For most of my three and a half decades as an American diplomat, the foreign-policy establishment (known unaffectionately in some quarters as “the blob”) took for granted that expansive U.S. leadership abroad would deliver peace and prosperity at home. That assumption was lazy, and often flawed.
Riding the waves of globalization and American geopolitical dominance, we overreached. We deluded ourselves with magical thinking about our capacity to remake other societies, while neglecting the urgent need to remake our own. Unsurprisingly, the disconnect widened between the Washington policy establishment and the citizens it is meant to serve.
Globalization and the deregulated flow of goods, services, and capital didn’t lift all boats. Instead, much of the American middle class—the engine of our country’s historic rise—wound up shipwrecked by income stagnation, automation and outsourcing, economic inequality, educational debt, and crippling health and housing costs. The coronavirus pandemic has only deepened these dislocations, making a reset of U.S. foreign policy’s relationship with the middle class even more urgent.

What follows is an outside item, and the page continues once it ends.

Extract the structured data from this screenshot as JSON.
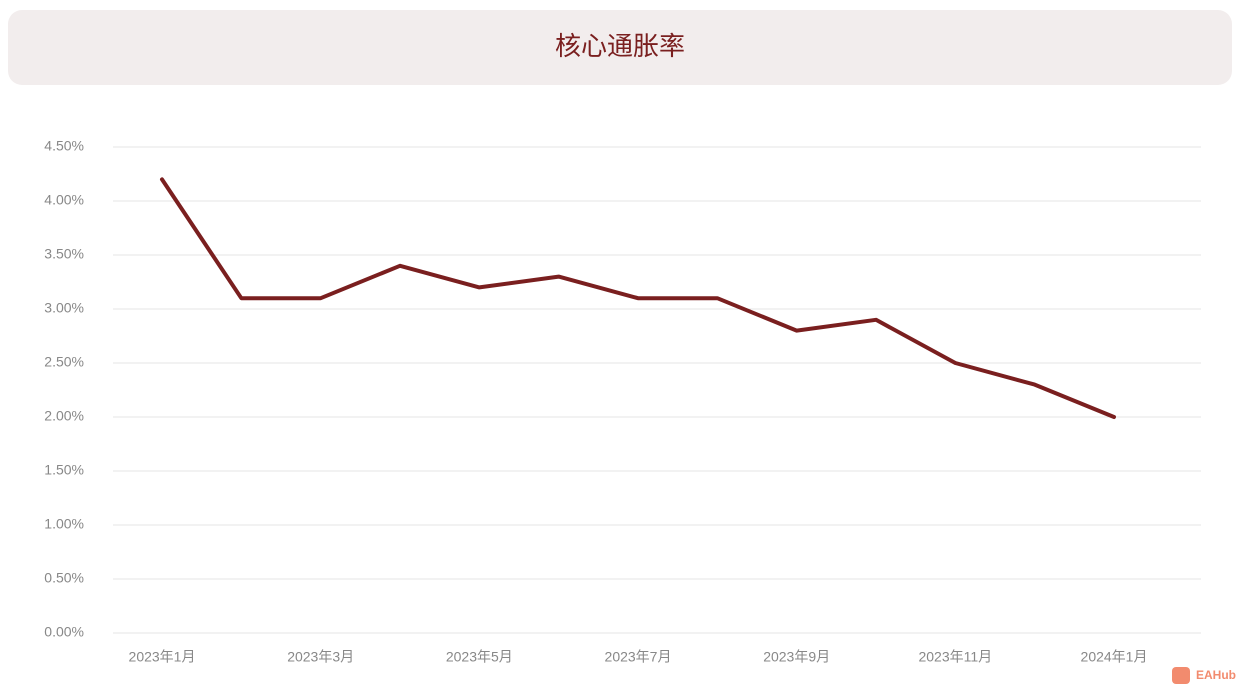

By the time I left government several years ago, well before the pandemic broke, it was already well past time to reconnect foreign policy to domestic renewal. Now at the Carnegie Endowment for International Peace, I share my colleagues’ interest in playing a part in this effort. The result is a new report, “Making U.S. Foreign Policy Work Better for the Middle Class,” the culmination of a systematic, two-year survey of three heartland states—Ohio, Colorado, and Nebraska.